## Импорт библиотек

In [1]:
import time

import numpy as np
import pandas as pd

from operator import mul
from sklearn import metrics
from collections import defaultdict
from scipy.stats import itemfreq
from sklearn.datasets import load_svmlight_file
from sklearn.preprocessing import MultiLabelBinarizer
from sklearn.linear_model import PassiveAggressiveClassifier

## Загрузка данных

In [2]:
x_train, y_train = load_svmlight_file("/var/local/aostapets/lshtc/wise2014-train.libsvm", multilabel=True)

In [3]:
x_test, y_test = load_svmlight_file("/var/local/aostapets/lshtc/wise2014-test.libsvm", multilabel=True)

# Logistic  regression

## Получение матрицы оценок

In [5]:
from sklearn.linear_model import LogisticRegression
from scipy.sparse import hstack
from scipy.sparse import csc_matrix

models = []

ans = csc_matrix((14857,204)) # ответы на валидационной выборке

start_time = time.time()

x_train = csc_matrix(x_train)
   
for item in range(1,204):
    
    model = LogisticRegression(penalty='l1', C=6.0, tol=0.001, n_jobs=2)

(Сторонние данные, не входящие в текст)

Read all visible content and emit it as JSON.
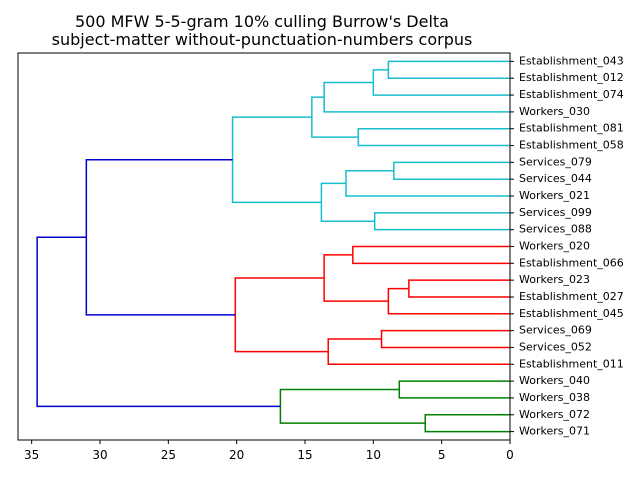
{
  "chart_data": {
    "type": "dendrogram",
    "title": "500 MFW 5-5-gram 10% culling Burrow's Delta",
    "subtitle": "subject-matter without-punctuation-numbers corpus",
    "xlim": [
      36,
      0
    ],
    "x_ticks": [
      35,
      30,
      25,
      20,
      15,
      10,
      5,
      0
    ],
    "leaves": [
      "Establishment_043",
      "Establishment_012",
      "Establishment_074",
      "Workers_030",
      "Establishment_081",
      "Establishment_058",
      "Services_079",
      "Services_044",
      "Workers_021",
      "Services_099",
      "Services_088",
      "Workers_020",
      "Establishment_066",
      "Workers_023",
      "Establishment_027",
      "Establishment_045",
      "Services_069",
      "Services_052",
      "Establishment_011",
      "Workers_040",
      "Workers_038",
      "Workers_072",
      "Workers_071"
    ],
    "colors": {
      "cyan": "#17becf",
      "red": "#ff0000",
      "green": "#008000",
      "blue": "#0000cc"
    },
    "merges": [
      {
        "id": "m1",
        "a": 0,
        "b": 1,
        "height": 8.9,
        "color": "cyan"
      },
      {
        "id": "m2",
        "a": "m1",
        "b": 2,
        "height": 10.0,
        "color": "cyan"
      },
      {
        "id": "m3",
        "a": "m2",
        "b": 3,
        "height": 13.6,
        "color": "cyan"
      },
      {
        "id": "m4",
        "a": 4,
        "b": 5,
        "height": 11.1,
        "color": "cyan"
      },
      {
        "id": "m5",
        "a": "m3",
        "b": "m4",
        "height": 14.5,
        "color": "cyan"
      },
      {
        "id": "m6",
        "a": 6,
        "b": 7,
        "height": 8.5,
        "color": "cyan"
      },
      {
        "id": "m7",
        "a": "m6",
        "b": 8,
        "height": 12.0,
        "color": "cyan"
      },
      {
        "id": "m8",
        "a": 9,
        "b": 10,
        "height": 9.9,
        "color": "cyan"
      },
      {
        "id": "m9",
        "a": "m7",
        "b": "m8",
        "height": 13.8,
        "color": "cyan"
      },
      {
        "id": "m10",
        "a": "m5",
        "b": "m9",
        "height": 20.3,
        "color": "cyan"
      },
      {
        "id": "m11",
        "a": 11,
        "b": 12,
        "height": 11.5,
        "color": "red"
      },
      {
        "id": "m12",
        "a": 13,
        "b": 14,
        "height": 7.4,
        "color": "red"
      },
      {
        "id": "m13",
        "a": "m12",
        "b": 15,
        "height": 8.9,
        "color": "red"
      },
      {
        "id": "m14",
        "a": "m11",
        "b": "m13",
        "height": 13.6,
        "color": "red"
      },
      {
        "id": "m15",
        "a": 16,
        "b": 17,
        "height": 9.4,
        "color": "red"
      },
      {
        "id": "m16",
        "a": "m15",
        "b": 18,
        "height": 13.3,
        "color": "red"
      },
      {
        "id": "m17",
        "a": "m14",
        "b": "m16",
        "height": 20.1,
        "color": "red"
      },
      {
        "id": "m18",
        "a": 19,
        "b": 20,
        "height": 8.1,
        "color": "green"
      },
      {
        "id": "m19",
        "a": 21,
        "b": 22,
        "height": 6.2,
        "color": "green"
      },
      {
        "id": "m20",
        "a": "m18",
        "b": "m19",
        "height": 16.8,
        "color": "green"
      },
      {
        "id": "m21",
        "a": "m10",
        "b": "m17",
        "height": 31.0,
        "color": "blue"
      },
      {
        "id": "m22",
        "a": "m21",
        "b": "m20",
        "height": 34.6,
        "color": "blue"
      }
    ]
  }
}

    new_y_train = list(map(lambda x: 1 if item in x else 0,y_train))
    if item % 20 == 0:
        print (item)
    
    if not sum(new_y_train[:50000]):
        continue
        
    model.fit(x_train[:50000],list(new_y_train[:50000]))    
    
    pred_train = model.predict_proba(x_train)[:,1]
    ans[:,item] = np.resize(pred_train[50000:], (14857,1))
    models.append(model)

20
40
60
80
100
120
140
160
180
200




## Перевод оценок в ответы

In [6]:
answer = defaultdict(str)
for j in range(14857):
    threshold = 0.55 * ans[j,:].max() # решающее правило
    for item in range(1,204):
        if ans[j,item] > threshold:
            if not answer[j]:
                answer[j] = str(item)
            else:
                answer[j] = answer[j] + " " + str(item)
    if j % 5000 == 0:
        print(item)

203
203
203


In [7]:
list_answer = []
for i in range(14857):
    list_answer.append(answer[i])

## Вычисление качества

In [8]:
from sklearn import metrics
from sklearn.preprocessing import MultiLabelBinarizer

binarizer = MultiLabelBinarizer()
binarizer = MultiLabelBinarizer().fit(y_train)
y_true = binarizer.transform(y_train)
tmp = list(map(lambda x: list(map(lambda y: float(y) if y else -1, x.split(" "))),list_answer))
y_pred = binarizer.transform(list(map(lambda x: [103,200] if x == [-1] else x, tmp)))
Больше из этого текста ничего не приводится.